Faced with conservative criticism and pressure, Upton changed his position on the light bulb ban, commenting, “The last thing we wanted to do was infringe upon personal liberties — and this has been a good lesson that Congress does not always know best,” in spite of the insurmountable damage done by his environmentalism: Bulbs have been banned, factories closed, jobs lost, and the personal liberties that he does not want to infringe upon were already infringed upon by Upton himself.
Other countries have also taken steps to phase out incandescent light bulbs, including Communist Cuba, which banned the sale and import of incandescent bulbs in 2005, and Venezuela, where Socialist President Hugo Chavez instituted a light bulb exchange program to replace millions of incandescent bulbs with compact fluorescent lamps, otherwise known as CFLs. Likewise, several progressive Democrats have also worked to institute similar programs in California, Connecticut, and New Jersey.

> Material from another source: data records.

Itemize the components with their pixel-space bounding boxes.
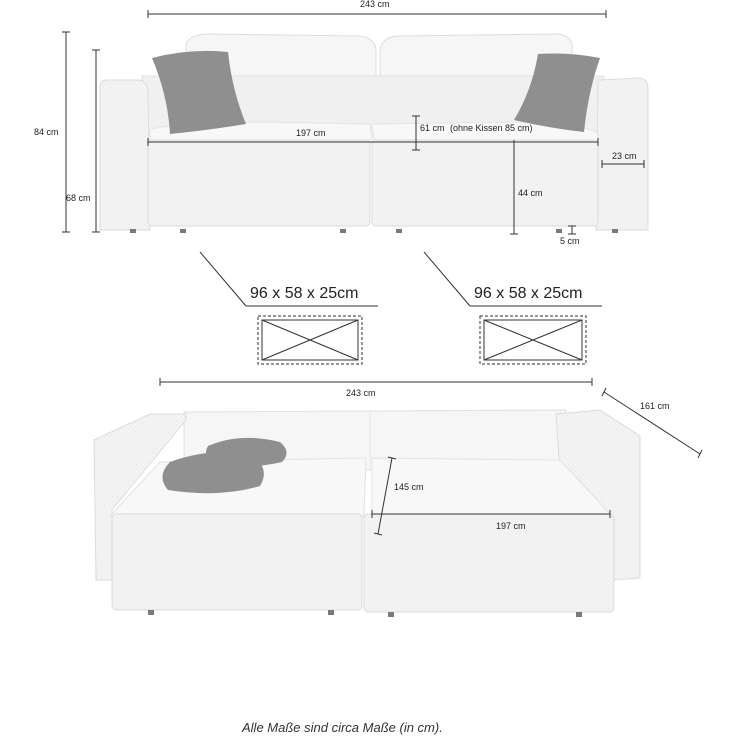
bed-pillow-front <box>162 452 263 493</box>
seat-width-label: 197 cm <box>296 128 326 138</box>
footer-note: Alle Maße sind circa Maße (in cm). <box>242 720 443 735</box>
back-height-note: (ohne Kissen 85 cm) <box>450 123 533 133</box>
sofa-front-view <box>100 34 648 233</box>
arm-width-label: 23 cm <box>612 151 637 161</box>
foot-height-label: 5 cm <box>560 236 580 246</box>
seat-height-label: 44 cm <box>518 188 543 198</box>
overall-width-label: 243 cm <box>360 0 390 9</box>
overall-height-label: 84 cm <box>34 127 59 137</box>
bed-depth-label: 161 cm <box>640 401 670 411</box>
bed-width-label: 197 cm <box>496 521 526 531</box>
bed-length-label: 145 cm <box>394 482 424 492</box>
left-cushion-size-label: 96 x 58 x 25cm <box>250 285 359 302</box>
arm-height-label: 68 cm <box>66 193 91 203</box>
bed-overall-width-label: 243 cm <box>346 388 376 398</box>
right-cushion-size-label: 96 x 58 x 25cm <box>474 285 583 302</box>
back-height-label: 61 cm <box>420 123 445 133</box>
cushion-diagrams <box>200 252 602 364</box>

Many of these countries have realized the adverse economic impact caused by banning incandescent light bulbs. New Zealand reversed its ban in December 2008, to the chagrin of the country’s Green Party, and the United States has already seen economic havoc wreaked by this policy. In September 2010, 200 workers at a General Electric plant in Winchester, Virginia lost their jobs when the incandescent light bulb-producing plant shut down, as reported by The Washington Post:
The last major GE factory making ordinary incandescent light bulbs in the United States is closing this month, marking a small, sad exit for a product and company that can trace their roots to Thomas Alva Edison's innovations in the 1870s. What made the plant here vulnerable is, in part, a 2007 energy conservation measure passed by Congress that set standards essentially banning ordinary incandescents by 2014. The law will force millions of American households to switch to more efficient bulbs.

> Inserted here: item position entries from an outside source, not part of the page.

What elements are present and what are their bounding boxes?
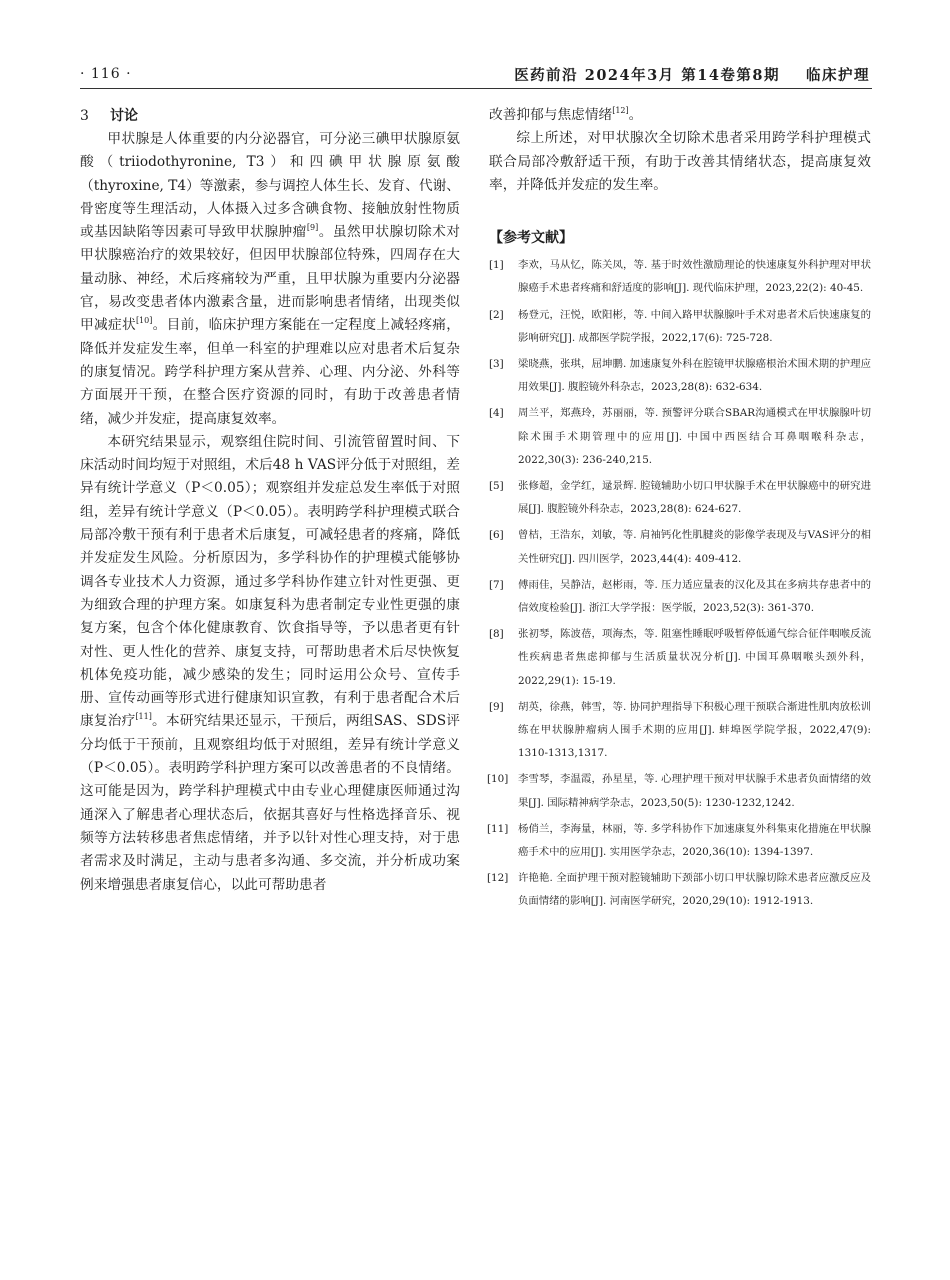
reference-number: [1] bbox=[489, 259, 504, 272]
reference-number: [9] bbox=[489, 700, 504, 713]
paragraph-text: 本研究结果显示，观察组住院时间、引流管留置时间、下床活动时间均短于对照组，术后48 h VAS评分低于对照组，差异有统计学意义（P＜0.05）；观察组并发症总发生率低于对照组，差异有统计学意义（P＜0.05）。表明跨学科护理模式联合局部冷敷干预有利于患者术后康复，可减轻患者的疼痛，降低并发症发生风险。分析原因为，多学科协作的护理模式能够协调各专业技术人力资源，通过多学科协作建立针对性更强、更为细致合理的护理方案。如康复科为患者制定专业性更强的康复方案，包含个体化健康教育、饮食指导等，予以患者更有针对性、更人性化的营养、康复支持，可帮助患者术后尽快恢复机体免疫功能，减少感染的发生；同时运用公众号、宣传手册、宣传动画等形式进行健康知识宣教，有利于患者配合术后康复治疗 bbox=[80, 433, 460, 730]
reference-text: 杨俏兰，李海量，林丽，等. 多学科协作下加速康复外科集束化措施在甲状腺癌手术中的应用[J]. 实用医学杂志，2020,36(10): 1394-1397. bbox=[518, 822, 871, 859]
section-heading bbox=[80, 104, 460, 128]
reference-number: [10] bbox=[487, 773, 509, 786]
reference-text: 周兰平，郑燕玲，苏丽丽，等. 预警评分联合SBAR沟通模式在甲状腺腺叶切除术围手术期管理中的应用[J]. 中国中西医结合耳鼻咽喉科杂志，2022,30(3): 236-240,215. bbox=[518, 407, 871, 466]
reference-number: [7] bbox=[489, 578, 504, 591]
reference-item bbox=[489, 696, 871, 766]
paragraph-2 bbox=[80, 431, 460, 897]
reference-number: [6] bbox=[489, 529, 504, 542]
reference-text: 杨登元，汪悦，欧阳彬，等. 中间入路甲状腺腺叶手术对患者术后快速康复的影响研究[J]. 成都医学院学报，2022,17(6): 725-728. bbox=[518, 308, 871, 344]
journal-info bbox=[514, 64, 870, 85]
reference-item bbox=[489, 574, 871, 620]
references-heading: 【参考文献】 bbox=[489, 230, 573, 247]
conclusion-paragraph: 综上所述，对甲状腺次全切除术患者采用跨学科护理模式联合局部冷敷舒适干预，有助于改善其情绪状态，提高康复效率，并降低并发症的发生率。 bbox=[489, 130, 871, 193]
reference-text: 曾桔，王浩东，刘敏，等. 肩袖钙化性肌腱炎的影像学表现及与VAS评分的相关性研究[J]. 四川医学，2023,44(4): 409-412. bbox=[518, 529, 871, 565]
journal-issue: 医药前沿 2024年3月 第14卷第8期 bbox=[514, 67, 780, 84]
reference-text: 张修超，金学红，逯景辉. 腔镜辅助小切口甲状腺手术在甲状腺癌中的研究进展[J]. 腹腔镜外科杂志，2023,28(8): 624-627. bbox=[518, 480, 871, 516]
reference-item bbox=[489, 524, 871, 570]
reference-item bbox=[489, 623, 871, 693]
left-column bbox=[80, 104, 460, 897]
reference-item bbox=[489, 353, 871, 399]
section-number: 3 bbox=[80, 108, 89, 124]
reference-text: 张初琴，陈波蓓，项海杰，等. 阻塞性睡眠呼吸暂停低通气综合征伴咽喉反流性疾病患者焦虑抑郁与生活质量状况分析[J]. 中国耳鼻咽喉头颈外科，2022,29(1): 15-19. bbox=[518, 628, 871, 687]
citation: [12] bbox=[612, 106, 629, 115]
reference-number: [2] bbox=[489, 308, 504, 321]
right-column bbox=[489, 104, 871, 917]
reference-text: 李雪琴，李温霞，孙星星，等. 心理护理干预对甲状腺手术患者负面情绪的效果[J]. 国际精神病学杂志，2023,50(5): 1230-1232,1242. bbox=[518, 773, 871, 809]
reference-text: 胡英，徐燕，韩雪，等. 协同护理指导下积极心理干预联合渐进性肌肉放松训练在甲状腺肿瘤病人围手术期的应用[J]. 蚌埠医学院学报，2022,47(9): 1310-1313,1317. bbox=[518, 700, 871, 760]
reference-text: 傅雨佳，吴静洁，赵彬雨，等. 压力适应量表的汉化及其在多病共存患者中的信效度检验[J]. 浙江大学学报：医学版，2023,52(3): 361-370. bbox=[518, 578, 871, 615]
reference-number: [5] bbox=[489, 480, 504, 493]
reference-item bbox=[489, 768, 871, 814]
reference-item bbox=[489, 818, 871, 864]
paragraph-text: 。虽然甲状腺切除术对甲状腺癌治疗的效果较好，但因甲状腺部位特殊，四周存在大量动脉、神经，术后疼痛较为严重，且甲状腺为重要内分泌器官，易改变患者体内激素含量，进而影响患者情绪，出现类似甲减症状 bbox=[80, 224, 460, 334]
paragraph-1 bbox=[80, 128, 460, 431]
reference-text: 李欢，马从忆，陈关凤，等. 基于时效性激励理论的快速康复外科护理对甲状腺癌手术患者疼痛和舒适度的影响[J]. 现代临床护理，2023,22(2): 40-45. bbox=[518, 259, 871, 295]
running-header bbox=[80, 58, 872, 89]
reference-item bbox=[489, 254, 871, 300]
reference-number: [3] bbox=[489, 358, 504, 370]
section-title: 讨论 bbox=[110, 108, 138, 124]
journal-section: 临床护理 bbox=[806, 67, 870, 84]
paragraph-text: 甲状腺是人体重要的内分泌器官，可分泌三碘甲状腺原氨酸（triiodothyronine, T3）和四碘甲状腺原氨酸（thyroxine, T4）等激素，参与调控人体生长、发育、代谢、骨密度等生理活动，人体摄入过多含碘食物、接触放射性物质或基因缺陷等因素可导致甲状腺肿瘤 bbox=[80, 131, 460, 241]
reference-number: [12] bbox=[487, 872, 509, 885]
reference-item bbox=[489, 867, 871, 913]
reference-item bbox=[489, 304, 871, 350]
reference-text: 许艳艳. 全面护理干预对腔镜辅助下颈部小切口甲状腺切除术患者应激反应及负面情绪的影响[J]. 河南医学研究，2020,29(10): 1912-1913. bbox=[518, 872, 871, 908]
citation: [10] bbox=[135, 316, 153, 326]
paragraph-text: 。目前，临床护理方案能在一定程度上减轻疼痛，降低并发症发生率，但单一科室的护理难以应对患者术后复杂的康复情况。跨学科护理方案从营养、心理、内分泌、外科等方面展开干预，在整合医疗资源的同时，有助于改善患者情绪，减少并发症，提高康复效率。 bbox=[80, 317, 460, 427]
reference-number: [4] bbox=[489, 407, 504, 420]
paragraph-text: 改善抑郁与焦虑情绪 bbox=[489, 107, 613, 123]
paragraph-continued bbox=[489, 104, 871, 127]
paragraph-text: 。本研究结果还显示，干预后，两组SAS、SDS评分均低于干预前，且观察组均低于对照组，差异有统计学意义（P＜0.05）。表明跨学科护理方案可以改善患者的不良情绪。这可能是因为，跨学科护理模式中由专业心理健康医师通过沟通深入了解患者心理状态后，依据其喜好与性格选择音乐、视频等方法转移患者焦虑情绪，并予以针对性心理支持，对于患者需求及时满足，主动与患者多沟通、多交流，并分析成功案例来增强患者康复信心，以此可帮助患者 bbox=[80, 713, 460, 893]
citation: [11] bbox=[135, 712, 152, 722]
reference-item bbox=[489, 475, 871, 521]
paragraph-text: 。 bbox=[628, 107, 643, 123]
reference-item bbox=[489, 402, 871, 472]
citation: [9] bbox=[306, 223, 319, 233]
reference-text: 梁晓燕，张琪，屈坤鹏. 加速康复外科在腔镜甲状腺癌根治术围术期的护理应用效果[J]. 腹腔镜外科杂志，2023,28(8): 632-634. bbox=[518, 358, 871, 394]
reference-number: [11] bbox=[487, 822, 509, 835]
reference-number: [8] bbox=[489, 628, 504, 641]
page-number: · 116 · bbox=[80, 66, 132, 82]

The resulting savings in energy and greenhouse-gas emissions are expected to be immense. But the move also had unintended consequences.
Rather than setting off a boom in the U.S. manufacture of replacement lights, the leading replacement lights are compact fluorescents, or CFLs, which are made almost entirely overseas, mostly in China.
Enzi’s legislation is thus not only beneficial for America’s economic health, but is also salubrious for public health; because some environmentalists typicallyplace a greater value on the environment than on human life, they see nothing immoral about advocating the use of CFLs, which pose a threat to human health, though emitting less carbon. CFLs have powerful radiation-emitting electromagnetic fields which expose people to “dirty electricity,” which can lead to a fivefold increase in cancer; furthermore, because they are composed of mercury vapor, broken CFLs can be deadly, as users are exposed to possible mercury poisoning. In addition, the bulbs have been linked to severe neurological damage, as they can result in migraine and epilepsy attacks.
The BULB Act is expected to pass in the House if it is brought up for a simple majority vote, but is not expected to pass in the Senate, where Democrats retain a 53-47 majority over Republicans. Similar legislation was introduced in the House in September 2010, but failed to reach the House for an up-or-down vote. Various big business special interests have declared their continued support of the ban, including the Scandinavian home furnishings retailer IKEA, and the National Electrical Manufacturers Association (NEMA), the association of electrical and medical imaging equipment manufacturers.